Structural and biochemical characterization of the class II fructose-1,6-bisphosphatase from Francisella tularensis

Abstract

The crystal structure of the class II fructose-1,6-bisphosphatase (FBPaseII) from the important pathogen Francisella tularensis is presented at 2.4 Å resolution. Its structural and functional relationships to the closely related phosphatases from Mycobacterium tuberculosis (MtFBPaseII) and Escherichia coli (EcFBPaseII) and to the dual phosphatase from Synechocystis strain 6803 are discussed. FBPaseII from F. tularensis (FtFBPaseII) was crystallized in a monoclinic crystal form (space group P21, unit-cell parameters a = 76.30, b = 100.17, c = 92.02 Å, β = 90.003°) with four chains in the asymmetric unit. Chain A had two coordinated Mg2+ ions in its active center, which is distinct from previous findings, and is presumably deactivated by their presence. The structure revealed an approximate 222 (D 2) symmetry homotetramer analogous to that previously described for MtFBPaseII, which is formed by a crystallographic dyad and which differs from the exact tetramer found in EcFBPaseII at a 222 symmetry site in the crystal. Instead, the approximate homotetramer is very similar to that found in the dual phosphatase from Synechocystis, even though no allosteric effector was found in FtFBPase. The amino-acid sequence and folding of the active site of FtFBPaseII result in structural characteristics that are more similar to those of the previously published EcFBPaseII than to those of MtFBPaseII. The kinetic parameters of native FtFBPaseII were found to be in agreement with published studies.

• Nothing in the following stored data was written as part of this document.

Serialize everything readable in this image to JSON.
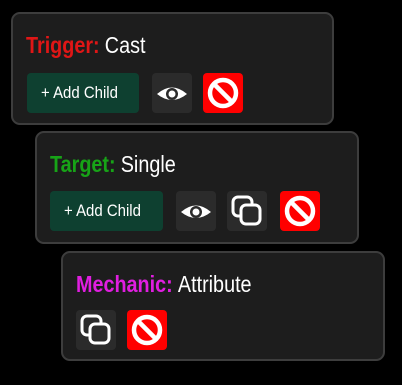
{
  "nodes": {
    "trigger": {
      "kind_label": "Trigger:",
      "value": "Cast",
      "kind_color": "#e01616",
      "add_child_label": "+ Add Child"
    },
    "target": {
      "kind_label": "Target:",
      "value": "Single",
      "kind_color": "#17a317",
      "add_child_label": "+ Add Child"
    },
    "mechanic": {
      "kind_label": "Mechanic:",
      "value": "Attribute",
      "kind_color": "#e01ee0"
    }
  },
  "colors": {
    "background": "#000000",
    "node_background": "#1d1d1d",
    "node_border": "#3d3d3d",
    "add_child_button": "#0e4030",
    "delete_button": "#ff0000",
    "icon_button": "#2b2b2b"
  },
  "icons": {
    "toggle_visibility": "eye-icon",
    "duplicate": "copy-icon",
    "delete": "no-entry-icon"
  }
}
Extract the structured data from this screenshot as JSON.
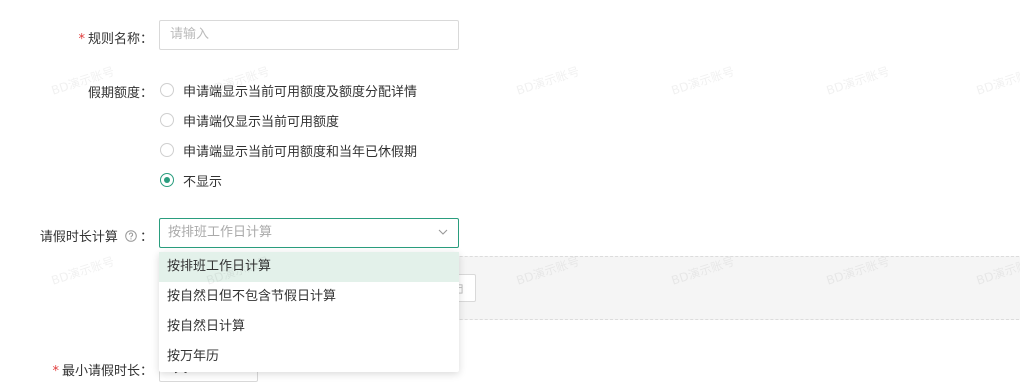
{
  "form": {
    "rule_name": {
      "label": "规则名称：",
      "placeholder": "请输入"
    },
    "quota": {
      "label": "假期额度：",
      "options": [
        {
          "text": "申请端显示当前可用额度及额度分配详情",
          "checked": false
        },
        {
          "text": "申请端仅显示当前可用额度",
          "checked": false
        },
        {
          "text": "申请端显示当前可用额度和当年已休假期",
          "checked": false
        },
        {
          "text": "不显示",
          "checked": true
        }
      ]
    },
    "duration_calc": {
      "label": "请假时长计算",
      "colon": "：",
      "selected": "按排班工作日计算",
      "help_icon": "question-circle-icon",
      "chevron_icon": "chevron-down-icon",
      "options": [
        "按排班工作日计算",
        "按自然日但不包含节假日计算",
        "按自然日计算",
        "按万年历"
      ]
    },
    "min_duration": {
      "label": "最小请假时长：",
      "value": "1天"
    }
  },
  "watermark": {
    "text": "BD演示账号"
  },
  "colors": {
    "accent": "#2a9d7e",
    "required": "#e03a3a",
    "option_active_bg": "#e3f1ea"
  }
}
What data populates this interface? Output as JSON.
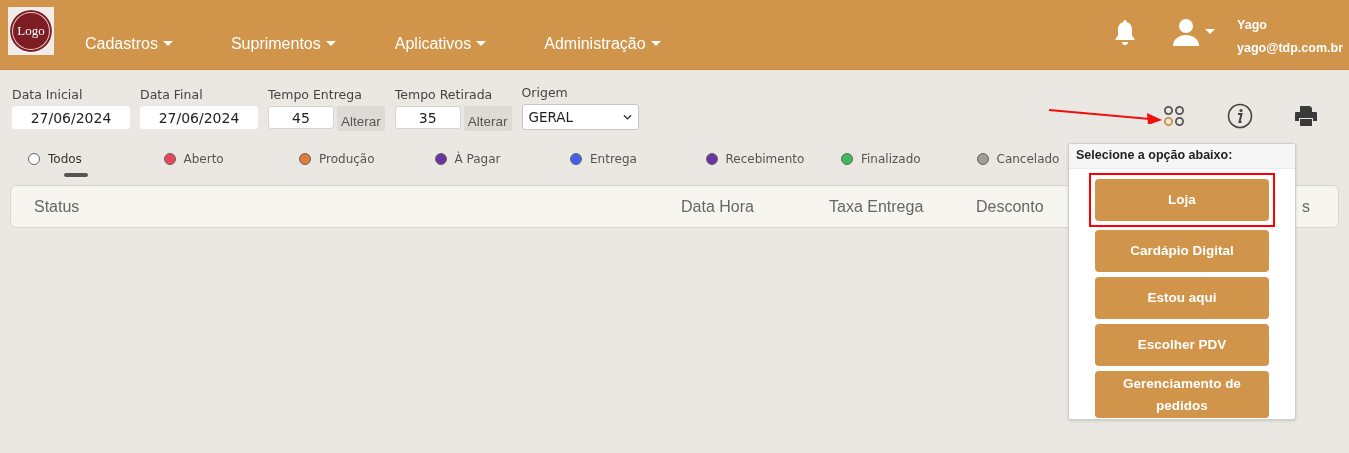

Kinetic analyses of the Thr89Ser and Thr89Ala mutations in the active site of the enzyme are consistent with the previously proposed mechanism for other class II bisphosphatases. The Thr89Ala variant enzyme was inactive but the Thr89Ser variant was partially active, with an approximately fourfold lower K m and V max than the native enzyme. The structural and functional insights derived from the structure of FtFBPaseII will provide valuable information for the design of specific inhibitors.